NEW YORK • Uber has upended the transportation industry in the span of a few years. But the ride-hailing company has been losing a lot of money while doing so.
Uber recorded losses of about US$1.2 billion (S$1.6 billion) in the first half of this year, according to a person briefed on the company's financial data, who spoke on the condition of anonymity.
More than half of those losses, or about US$750 million, accrued in the second quarter of this year, said the person. An Uber spokesman declined to comment. Bloomberg previously reported on Uber's financial information.
The numbers underscore the difficulties that Uber and companies of its ilk face when trying to build and expand globally.
As Uber has opened operations in numerous cities around the world, it has needed to spend to recruit drivers, to market its service and to take on regulators and established taxi companies. The company has also paid for driver and rider incentives in the form of subsidies.
As a result, Uber has been on a fundraising streak. The company, valued at more than US$62 billion by investors, has been raising billions of dollars every few months.
US$62b Uber's value.
US$960m Net revenue in Q1.
US$1.1b Net revenue in Q2.
US$1.2b Losses in the first half of this year.
US$750m Losses accrued in Q2 alone.
In June, the company garnered US$3.5 billion from Saudi Arabia's Public Investment Fund, one of the single largest investments ever in a private technology company.

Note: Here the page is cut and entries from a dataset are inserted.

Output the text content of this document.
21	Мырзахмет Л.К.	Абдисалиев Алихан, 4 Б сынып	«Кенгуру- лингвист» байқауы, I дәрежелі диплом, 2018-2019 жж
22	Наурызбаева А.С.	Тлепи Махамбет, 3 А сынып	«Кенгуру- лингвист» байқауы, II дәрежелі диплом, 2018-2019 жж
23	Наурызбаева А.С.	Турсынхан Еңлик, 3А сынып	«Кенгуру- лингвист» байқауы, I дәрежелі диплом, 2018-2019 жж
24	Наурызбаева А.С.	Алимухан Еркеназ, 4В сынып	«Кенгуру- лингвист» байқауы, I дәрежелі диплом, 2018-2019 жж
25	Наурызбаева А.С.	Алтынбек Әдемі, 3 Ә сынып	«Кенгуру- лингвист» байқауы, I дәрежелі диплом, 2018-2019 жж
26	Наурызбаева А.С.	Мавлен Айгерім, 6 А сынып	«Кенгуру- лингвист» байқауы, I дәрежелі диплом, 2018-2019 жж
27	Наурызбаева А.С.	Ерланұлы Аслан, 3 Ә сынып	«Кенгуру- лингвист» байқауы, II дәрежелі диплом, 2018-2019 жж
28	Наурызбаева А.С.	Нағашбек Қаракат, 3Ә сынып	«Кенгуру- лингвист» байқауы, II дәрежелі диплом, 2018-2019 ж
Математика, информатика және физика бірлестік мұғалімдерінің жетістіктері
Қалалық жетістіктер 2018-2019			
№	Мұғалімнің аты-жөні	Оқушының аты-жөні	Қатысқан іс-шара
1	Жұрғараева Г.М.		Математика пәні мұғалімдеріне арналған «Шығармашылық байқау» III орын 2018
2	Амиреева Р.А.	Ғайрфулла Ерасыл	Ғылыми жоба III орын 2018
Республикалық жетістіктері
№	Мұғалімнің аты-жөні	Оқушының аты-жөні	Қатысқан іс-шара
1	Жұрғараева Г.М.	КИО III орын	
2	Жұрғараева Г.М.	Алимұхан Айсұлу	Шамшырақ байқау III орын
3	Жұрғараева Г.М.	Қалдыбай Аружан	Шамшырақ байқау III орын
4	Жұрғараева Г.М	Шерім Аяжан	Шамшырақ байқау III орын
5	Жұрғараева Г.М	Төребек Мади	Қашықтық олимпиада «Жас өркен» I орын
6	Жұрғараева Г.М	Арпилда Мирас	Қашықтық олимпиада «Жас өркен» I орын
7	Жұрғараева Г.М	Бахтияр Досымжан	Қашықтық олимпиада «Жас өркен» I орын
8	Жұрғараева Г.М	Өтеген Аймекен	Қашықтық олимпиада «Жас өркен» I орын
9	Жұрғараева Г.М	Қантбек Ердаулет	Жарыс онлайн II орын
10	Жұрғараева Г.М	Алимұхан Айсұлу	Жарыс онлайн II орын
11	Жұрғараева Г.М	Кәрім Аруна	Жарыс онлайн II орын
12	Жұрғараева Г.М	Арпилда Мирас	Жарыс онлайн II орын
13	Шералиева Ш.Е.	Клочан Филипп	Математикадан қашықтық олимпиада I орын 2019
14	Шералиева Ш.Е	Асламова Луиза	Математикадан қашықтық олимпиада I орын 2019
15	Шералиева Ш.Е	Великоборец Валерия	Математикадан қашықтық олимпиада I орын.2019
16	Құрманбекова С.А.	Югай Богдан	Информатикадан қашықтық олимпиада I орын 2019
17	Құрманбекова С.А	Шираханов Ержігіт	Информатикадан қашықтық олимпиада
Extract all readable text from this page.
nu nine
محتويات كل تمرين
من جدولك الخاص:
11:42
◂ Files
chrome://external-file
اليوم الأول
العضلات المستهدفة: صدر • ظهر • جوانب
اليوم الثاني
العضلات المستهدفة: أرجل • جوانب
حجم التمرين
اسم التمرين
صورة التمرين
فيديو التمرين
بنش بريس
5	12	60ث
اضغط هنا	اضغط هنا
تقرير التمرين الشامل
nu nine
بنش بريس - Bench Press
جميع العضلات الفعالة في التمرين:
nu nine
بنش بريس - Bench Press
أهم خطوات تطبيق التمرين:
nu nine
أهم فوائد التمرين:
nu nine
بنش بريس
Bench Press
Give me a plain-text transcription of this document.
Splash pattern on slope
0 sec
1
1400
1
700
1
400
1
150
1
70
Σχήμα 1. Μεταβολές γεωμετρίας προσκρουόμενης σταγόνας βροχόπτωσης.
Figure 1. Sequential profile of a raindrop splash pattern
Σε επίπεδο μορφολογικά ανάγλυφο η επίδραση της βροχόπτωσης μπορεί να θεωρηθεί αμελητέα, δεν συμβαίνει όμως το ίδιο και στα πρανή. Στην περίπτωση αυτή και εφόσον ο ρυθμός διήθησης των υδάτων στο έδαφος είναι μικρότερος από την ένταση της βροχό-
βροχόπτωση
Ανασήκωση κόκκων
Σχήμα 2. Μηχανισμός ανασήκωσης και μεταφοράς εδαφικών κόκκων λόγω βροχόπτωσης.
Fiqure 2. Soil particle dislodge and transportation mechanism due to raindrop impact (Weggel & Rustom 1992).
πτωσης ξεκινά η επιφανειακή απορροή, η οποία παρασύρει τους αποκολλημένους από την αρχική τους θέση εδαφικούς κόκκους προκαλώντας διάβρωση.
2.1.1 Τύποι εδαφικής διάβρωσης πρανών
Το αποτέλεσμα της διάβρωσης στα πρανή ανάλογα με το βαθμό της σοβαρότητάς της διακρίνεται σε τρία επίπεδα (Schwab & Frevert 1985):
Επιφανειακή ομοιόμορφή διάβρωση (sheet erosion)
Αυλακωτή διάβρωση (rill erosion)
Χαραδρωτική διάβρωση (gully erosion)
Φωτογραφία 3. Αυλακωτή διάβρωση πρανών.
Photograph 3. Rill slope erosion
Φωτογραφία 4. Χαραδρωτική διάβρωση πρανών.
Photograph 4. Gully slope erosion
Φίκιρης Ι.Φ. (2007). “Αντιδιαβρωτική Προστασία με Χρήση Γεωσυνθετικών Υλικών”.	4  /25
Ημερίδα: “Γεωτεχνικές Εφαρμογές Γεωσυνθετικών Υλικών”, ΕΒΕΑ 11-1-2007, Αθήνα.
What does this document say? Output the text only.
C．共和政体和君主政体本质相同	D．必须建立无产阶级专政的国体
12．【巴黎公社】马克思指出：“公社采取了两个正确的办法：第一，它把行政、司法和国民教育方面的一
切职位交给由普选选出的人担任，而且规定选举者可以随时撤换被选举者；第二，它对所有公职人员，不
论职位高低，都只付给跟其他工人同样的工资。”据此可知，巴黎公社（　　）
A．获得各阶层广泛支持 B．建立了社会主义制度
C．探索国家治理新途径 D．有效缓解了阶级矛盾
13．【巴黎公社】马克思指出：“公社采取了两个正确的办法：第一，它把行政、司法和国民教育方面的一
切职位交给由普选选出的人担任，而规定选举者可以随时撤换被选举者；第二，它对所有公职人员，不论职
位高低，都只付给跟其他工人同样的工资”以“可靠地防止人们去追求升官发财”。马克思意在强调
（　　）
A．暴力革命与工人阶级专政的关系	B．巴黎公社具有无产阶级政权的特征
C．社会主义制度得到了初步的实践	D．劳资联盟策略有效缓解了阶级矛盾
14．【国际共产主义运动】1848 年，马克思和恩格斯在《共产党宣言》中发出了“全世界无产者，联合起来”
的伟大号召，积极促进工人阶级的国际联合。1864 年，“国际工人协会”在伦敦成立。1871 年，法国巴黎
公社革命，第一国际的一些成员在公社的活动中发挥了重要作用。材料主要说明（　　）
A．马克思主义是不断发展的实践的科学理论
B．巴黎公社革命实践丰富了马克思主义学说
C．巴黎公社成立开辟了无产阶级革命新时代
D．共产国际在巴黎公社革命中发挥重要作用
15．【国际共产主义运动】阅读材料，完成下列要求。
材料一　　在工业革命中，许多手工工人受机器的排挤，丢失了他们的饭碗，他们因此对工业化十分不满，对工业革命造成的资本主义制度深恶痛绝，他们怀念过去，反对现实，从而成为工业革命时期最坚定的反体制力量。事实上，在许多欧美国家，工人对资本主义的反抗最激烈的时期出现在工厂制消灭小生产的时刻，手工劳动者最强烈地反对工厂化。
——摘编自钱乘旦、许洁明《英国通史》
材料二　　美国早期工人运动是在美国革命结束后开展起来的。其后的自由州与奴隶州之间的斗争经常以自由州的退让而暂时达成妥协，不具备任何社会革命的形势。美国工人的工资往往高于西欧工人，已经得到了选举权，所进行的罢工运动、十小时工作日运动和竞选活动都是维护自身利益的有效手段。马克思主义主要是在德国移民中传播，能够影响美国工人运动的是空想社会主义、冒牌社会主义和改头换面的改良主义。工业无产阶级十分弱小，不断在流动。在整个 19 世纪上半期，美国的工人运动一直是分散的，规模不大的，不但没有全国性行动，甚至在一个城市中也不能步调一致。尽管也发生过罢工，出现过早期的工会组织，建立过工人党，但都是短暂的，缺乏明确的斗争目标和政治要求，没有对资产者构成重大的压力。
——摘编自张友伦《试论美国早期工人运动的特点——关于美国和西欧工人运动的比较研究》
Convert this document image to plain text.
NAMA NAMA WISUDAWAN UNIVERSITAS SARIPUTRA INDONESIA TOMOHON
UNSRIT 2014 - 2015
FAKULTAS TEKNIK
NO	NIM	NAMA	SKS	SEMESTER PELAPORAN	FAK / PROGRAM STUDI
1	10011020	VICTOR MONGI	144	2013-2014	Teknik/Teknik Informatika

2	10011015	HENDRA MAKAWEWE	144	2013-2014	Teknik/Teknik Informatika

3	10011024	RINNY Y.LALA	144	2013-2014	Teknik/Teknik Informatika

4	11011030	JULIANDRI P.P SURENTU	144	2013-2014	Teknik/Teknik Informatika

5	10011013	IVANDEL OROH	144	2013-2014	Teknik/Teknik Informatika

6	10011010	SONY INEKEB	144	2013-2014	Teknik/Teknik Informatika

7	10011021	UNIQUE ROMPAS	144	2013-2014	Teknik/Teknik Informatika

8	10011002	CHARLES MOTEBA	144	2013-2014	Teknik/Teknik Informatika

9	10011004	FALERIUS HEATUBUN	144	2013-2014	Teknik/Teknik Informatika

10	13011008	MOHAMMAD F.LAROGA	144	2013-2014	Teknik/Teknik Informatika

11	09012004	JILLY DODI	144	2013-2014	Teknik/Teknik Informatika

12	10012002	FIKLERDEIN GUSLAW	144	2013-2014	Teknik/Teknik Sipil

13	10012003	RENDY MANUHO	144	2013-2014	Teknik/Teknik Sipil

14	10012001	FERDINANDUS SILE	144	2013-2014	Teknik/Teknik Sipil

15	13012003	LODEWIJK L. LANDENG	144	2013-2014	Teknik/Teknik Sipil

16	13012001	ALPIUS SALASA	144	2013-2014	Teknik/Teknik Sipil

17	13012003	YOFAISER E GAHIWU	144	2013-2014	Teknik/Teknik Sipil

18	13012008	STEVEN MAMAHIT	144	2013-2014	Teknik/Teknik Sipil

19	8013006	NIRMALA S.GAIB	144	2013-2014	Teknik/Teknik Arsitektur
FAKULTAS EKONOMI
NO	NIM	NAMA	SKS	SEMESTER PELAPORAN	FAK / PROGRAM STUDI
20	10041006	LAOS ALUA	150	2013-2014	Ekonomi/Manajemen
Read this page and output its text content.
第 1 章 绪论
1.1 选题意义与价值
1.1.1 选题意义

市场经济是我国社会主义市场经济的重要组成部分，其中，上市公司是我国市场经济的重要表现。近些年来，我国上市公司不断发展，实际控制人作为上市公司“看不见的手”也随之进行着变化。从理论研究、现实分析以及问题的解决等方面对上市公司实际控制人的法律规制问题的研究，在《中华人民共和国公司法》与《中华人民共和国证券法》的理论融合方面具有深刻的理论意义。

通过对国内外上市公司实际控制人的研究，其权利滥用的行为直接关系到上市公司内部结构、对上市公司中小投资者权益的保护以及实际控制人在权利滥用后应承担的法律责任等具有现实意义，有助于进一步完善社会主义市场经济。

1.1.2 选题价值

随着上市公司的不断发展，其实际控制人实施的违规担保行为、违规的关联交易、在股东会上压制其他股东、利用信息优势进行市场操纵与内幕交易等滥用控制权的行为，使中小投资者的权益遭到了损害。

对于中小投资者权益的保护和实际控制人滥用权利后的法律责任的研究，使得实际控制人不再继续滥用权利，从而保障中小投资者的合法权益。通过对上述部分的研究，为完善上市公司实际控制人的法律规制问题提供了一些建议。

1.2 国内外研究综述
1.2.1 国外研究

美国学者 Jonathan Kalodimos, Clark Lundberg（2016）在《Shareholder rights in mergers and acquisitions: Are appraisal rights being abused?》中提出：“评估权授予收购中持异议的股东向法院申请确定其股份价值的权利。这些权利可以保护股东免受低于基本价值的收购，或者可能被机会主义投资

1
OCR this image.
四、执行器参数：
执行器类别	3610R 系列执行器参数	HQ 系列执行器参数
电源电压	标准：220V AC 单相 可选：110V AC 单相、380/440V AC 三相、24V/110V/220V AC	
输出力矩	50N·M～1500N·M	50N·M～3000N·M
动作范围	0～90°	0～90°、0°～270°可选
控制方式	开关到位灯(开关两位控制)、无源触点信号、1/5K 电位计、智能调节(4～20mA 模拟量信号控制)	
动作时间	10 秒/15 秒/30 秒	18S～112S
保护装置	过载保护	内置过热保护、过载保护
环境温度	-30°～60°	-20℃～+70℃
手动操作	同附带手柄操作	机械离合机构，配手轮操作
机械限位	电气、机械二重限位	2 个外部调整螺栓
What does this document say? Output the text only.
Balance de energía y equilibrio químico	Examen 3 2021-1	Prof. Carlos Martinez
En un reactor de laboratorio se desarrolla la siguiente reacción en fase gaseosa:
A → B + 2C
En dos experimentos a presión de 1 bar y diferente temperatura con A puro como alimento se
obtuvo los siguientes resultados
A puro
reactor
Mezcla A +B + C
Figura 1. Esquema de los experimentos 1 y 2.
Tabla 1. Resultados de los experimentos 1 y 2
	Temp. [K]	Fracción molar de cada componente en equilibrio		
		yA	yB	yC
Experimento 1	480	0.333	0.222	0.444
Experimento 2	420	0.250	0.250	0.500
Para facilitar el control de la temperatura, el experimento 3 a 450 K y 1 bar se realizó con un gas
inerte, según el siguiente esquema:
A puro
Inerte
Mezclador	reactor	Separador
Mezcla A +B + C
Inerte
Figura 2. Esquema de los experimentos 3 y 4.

Much of Uber's heavy losses in the first half of the year were attributed to the company paying subsidies to attract riders and drivers, especially in China, according to two people with knowledge of the matter.
Uber spent the last two years fighting a war in China against Didi Chuxing, the incumbent ride-hailing giant in the country.
Both companies spent billions of dollars subsidising rides in the race to gain market share, said the sources, a practice that could not be sustained in the long run.
That spending came to an end earlier this month, when Uber agreed to sell its subsidiary, Uber China, to Didi. Didi also agreed to invest US$1 billion in Uber Global.
The deal curtails Uber's biggest cash drain over the coming quarter, according to the person briefed on the company's finances.
Still, Uber will continue spending elsewhere. The San Francisco-based company has stated publicly that it is willing to spend to fight competition in some of its most advanced markets, like the United States, where it is battling its rival Lyft.
But there are some bright spots in Uber's financials. The company posted significant revenue growth in the second quarter of this year, the source said, including a 31 per cent jump to more than US$5 billion in second-quarter bookings, a method of accounting that includes the money paid out to Uber drivers.
Net revenue - the amount Uber gets after paying out commissions to drivers - was roughly US$960 million in the first quarter, before jumping to US$1.1 billion in the second quarter.